I visited the Virginia General Assembly yesterday and attended the meeting of the Elections Subcommittee of the Privileges and Elections Committee of the House of Delegates. The room where the subcommittee met was far too small and the crowd of people who attended the stretched out into the hallway. The crowd included the Mayor of Richmond, Virginia Dwight Jones and Richmond Councilwoman Ellen Robertson was among the commenters.
The Elections subcommittee was considering several pieces of legislation, but I only had battery power enough to capture two of them. HB21 was not controversial and was quickly disposed of. Next, the subcommittee considered HB9.
Here's how the bill is described on Richmond Sunlight:
Elections; voting procedures; voter identification requirements; provisional ballots. Provides that a voter who is unable to present one of the enumerated forms of identification may sign a sworn statement that he is the named registered voter he claims to be and then be allowed to vote a provisional ballot. Present law allows such a voter to vote an official rather than provisional ballot after signing such statement.
It sounds pretty innocuous, but nationwide the GOP is flooding state legislatures with bills like this one for the sole purpose of interfering with the American people's right to vote. The GOP's actions in this regard are shameful.

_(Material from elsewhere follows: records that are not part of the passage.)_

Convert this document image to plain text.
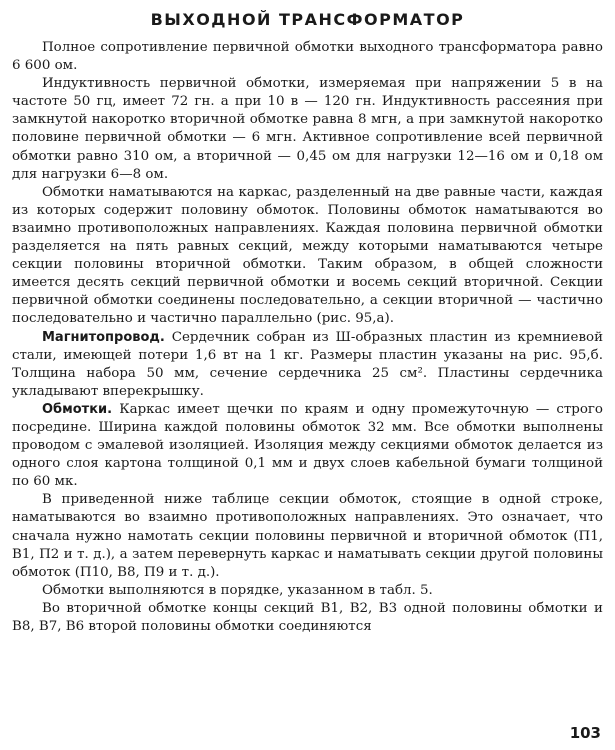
ВЫХОДНОЙ ТРАНСФОРМАТОР

Полное сопротивление первичной обмотки выходного трансформатора равно 6 600 ом.

Индуктивность первичной обмотки, измеряемая при напряжении 5 в на частоте 50 гц, имеет 72 гн. а при 10 в — 120 гн. Индуктивность рассеяния при замкнутой накоротко вторичной обмотке равна 8 мгн, а при замкнутой накоротко половине первичной обмотки — 6 мгн. Активное сопротивление всей первичной обмотки равно 310 ом, а вторичной — 0,45 ом для нагрузки 12—16 ом и 0,18 ом для нагрузки 6—8 ом.

Обмотки наматываются на каркас, разделенный на две равные части, каждая из которых содержит половину обмоток. Половины обмоток наматываются во взаимно противоположных направлениях. Каждая половина первичной обмотки разделяется на пять равных секций, между которыми наматываются четыре секции половины вторичной обмотки. Таким образом, в общей сложности имеется десять секций первичной обмотки и восемь секций вторичной. Секции первичной обмотки соединены последовательно, а секции вторичной — частично последовательно и частично параллельно (рис. 95,а).

Магнитопровод. Сердечник собран из Ш-образных пластин из кремниевой стали, имеющей потери 1,6 вт на 1 кг. Размеры пластин указаны на рис. 95,б. Толщина набора 50 мм, сечение сердечника 25 см². Пластины сердечника укладывают вперекрышку.

Обмотки. Каркас имеет щечки по краям и одну промежуточную — строго посредине. Ширина каждой половины обмоток 32 мм. Все обмотки выполнены проводом с эмалевой изоляцией. Изоляция между секциями обмоток делается из одного слоя картона толщиной 0,1 мм и двух слоев кабельной бумаги толщиной по 60 мк.

В приведенной ниже таблице секции обмоток, стоящие в одной строке, наматываются во взаимно противоположных направлениях. Это означает, что сначала нужно намотать секции половины первичной и вторичной обмоток (П1, В1, П2 и т. д.), а затем перевернуть каркас и наматывать секции другой половины обмоток (П10, В8, П9 и т. д.).

Обмотки выполняются в порядке, указанном в табл. 5.

Во вторичной обмотке концы секций В1, В2, В3 одной половины обмотки и В8, В7, В6 второй половины обмотки соединяются

103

Here is the video I made from footage I shot at the meeting.
The video is kind of slow going at first and the sound quality is poor (the room was packed and the doors to the hallway were propped open, so you can hear the bells of the elevators going off throughout the video), but if you are patient you can listen to a parade of concerned citizens who wanted to comment on the bill.
Despite overwhelmingly negative responses to the bill, the GOP majority on the subcommittee voted to report the bill to the entire House Privileges and Elections Committee, so the bill advances.
I will continue to follow this bill and will try to be in the room to capture the comments of of citizens and the votes of legislators.